Consistent with contemporary knowledge, our study demonstrates that the training of ANN under supervised learning could emulate human expert diagnostic performance and identify relevant predictive markers for any diagnostic task[12]. We herein exploited some of the benefits of neural networks, such as the requirement of little (or no) formal statistical training, minor user input, the implicit capacity to detect complex nonlinear relationships between dependent and independent variables, and the ability to delineate all possible interactions between predictor variables[35]. The high predictive power of our models is consistent with known application of ANN to assist with the diagnosis of stroke and prediction of its outcome[35-37]. More specifically, the present study demonstrated that the application of ANN helped improve the accuracy of predicting sICH within 72 h of intravenous tPA and the risk of death after the intravenous administration of tPA. For patients with high risk of post-tPA sICH and poor outcome, ANN may facilitate the timely institution of indicated adjunctive therapies, such as intra-arterial thrombolysis and mechanical thrombectomy to improve the patients’ quality of life and functional outcome. Thus, we demonstrate that ANN has the potential to assist clinicians in patient stratification, and to establish individualized treatment plans for optimized AIS management.

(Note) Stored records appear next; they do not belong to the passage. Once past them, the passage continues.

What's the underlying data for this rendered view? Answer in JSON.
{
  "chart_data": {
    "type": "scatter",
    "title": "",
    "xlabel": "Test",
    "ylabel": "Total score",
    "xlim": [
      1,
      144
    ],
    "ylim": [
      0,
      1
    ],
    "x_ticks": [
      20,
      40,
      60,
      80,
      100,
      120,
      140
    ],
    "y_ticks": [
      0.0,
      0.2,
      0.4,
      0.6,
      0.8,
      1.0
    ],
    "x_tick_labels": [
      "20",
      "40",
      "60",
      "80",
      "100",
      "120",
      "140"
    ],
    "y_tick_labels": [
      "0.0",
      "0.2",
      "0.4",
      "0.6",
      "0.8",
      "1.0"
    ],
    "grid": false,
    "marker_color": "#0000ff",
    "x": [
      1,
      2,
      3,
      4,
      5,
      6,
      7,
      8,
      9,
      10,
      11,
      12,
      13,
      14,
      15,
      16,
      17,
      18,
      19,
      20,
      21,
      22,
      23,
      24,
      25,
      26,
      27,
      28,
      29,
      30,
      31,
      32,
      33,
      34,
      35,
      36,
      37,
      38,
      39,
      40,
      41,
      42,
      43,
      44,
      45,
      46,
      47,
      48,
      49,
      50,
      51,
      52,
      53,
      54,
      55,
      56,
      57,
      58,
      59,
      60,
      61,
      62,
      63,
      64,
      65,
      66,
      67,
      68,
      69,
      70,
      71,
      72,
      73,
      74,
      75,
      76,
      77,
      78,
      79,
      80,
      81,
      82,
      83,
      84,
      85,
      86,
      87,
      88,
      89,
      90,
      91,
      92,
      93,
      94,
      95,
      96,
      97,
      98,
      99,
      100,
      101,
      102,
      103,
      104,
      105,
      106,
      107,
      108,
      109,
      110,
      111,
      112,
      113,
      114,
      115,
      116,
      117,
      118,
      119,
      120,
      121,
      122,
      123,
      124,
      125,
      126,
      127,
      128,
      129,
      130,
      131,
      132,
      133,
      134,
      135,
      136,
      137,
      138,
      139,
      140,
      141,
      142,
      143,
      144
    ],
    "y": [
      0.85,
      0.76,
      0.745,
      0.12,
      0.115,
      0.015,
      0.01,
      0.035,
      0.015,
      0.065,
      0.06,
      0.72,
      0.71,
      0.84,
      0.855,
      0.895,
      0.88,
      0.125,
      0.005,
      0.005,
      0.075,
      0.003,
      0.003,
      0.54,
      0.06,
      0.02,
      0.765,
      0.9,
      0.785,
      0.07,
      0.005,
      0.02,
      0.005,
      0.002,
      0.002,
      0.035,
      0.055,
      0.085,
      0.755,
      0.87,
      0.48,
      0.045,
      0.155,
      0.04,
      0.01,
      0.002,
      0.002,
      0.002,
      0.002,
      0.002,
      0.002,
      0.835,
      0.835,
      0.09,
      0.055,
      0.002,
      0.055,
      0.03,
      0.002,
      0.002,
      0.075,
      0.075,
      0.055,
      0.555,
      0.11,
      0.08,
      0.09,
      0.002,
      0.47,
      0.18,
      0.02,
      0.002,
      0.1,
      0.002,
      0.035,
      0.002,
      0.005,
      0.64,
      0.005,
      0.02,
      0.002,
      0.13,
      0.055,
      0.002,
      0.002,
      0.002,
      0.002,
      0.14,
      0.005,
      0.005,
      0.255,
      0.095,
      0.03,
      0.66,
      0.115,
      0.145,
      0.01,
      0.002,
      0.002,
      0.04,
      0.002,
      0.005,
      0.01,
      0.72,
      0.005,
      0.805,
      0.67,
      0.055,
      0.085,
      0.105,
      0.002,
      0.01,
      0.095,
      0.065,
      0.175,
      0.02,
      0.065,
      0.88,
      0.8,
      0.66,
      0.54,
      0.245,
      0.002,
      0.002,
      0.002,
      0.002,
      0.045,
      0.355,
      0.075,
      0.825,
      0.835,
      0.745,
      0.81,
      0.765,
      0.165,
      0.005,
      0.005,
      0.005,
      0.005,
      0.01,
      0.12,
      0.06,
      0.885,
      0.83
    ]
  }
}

As with other studies of this sort, our study has some limitations. First, the sample size is relatively small and the study is based on single-center data. A larger cohort of more patients from a multi-center setting with variable characteristics may be needed for accurate representation of the disease population, and for derivation of robustly generalizable inferences. Secondly, the present study samples excluded patients who received intra-arterial thrombectomy or endovascular intervention, thus might have inadvertently excluded a patient bloc with poorer response to treatment with intravenous tPA and thereby underestimate the severity and poor outcomes of AIS in this cohort. Thirdly, the retrospective design of the present study using past registry data makes it almost impractical to rule out investigator bias in control selection. Further studies with a prospective design are therefore warranted to develop AI-based diagnostic and/or prognostic tools that can be continuously updated with new information and evolve with the improvement of medical knowledge and healthcare management. This will help to establish more accurate prediction tools and clinical decision support systems.

Conclusion

Our study demonstrating that ANN techniques can predict sICH and 3-month mortality for patients with AIS who were treated with intravenous tPA, with high accuracy, does indicate that novel AI-based models can be used to derive new knowledge and improve current healthcare management. Results documented herein are potentially applicable in the emergent clinical setting of AIS and can aid decision-making for therapeutic plans.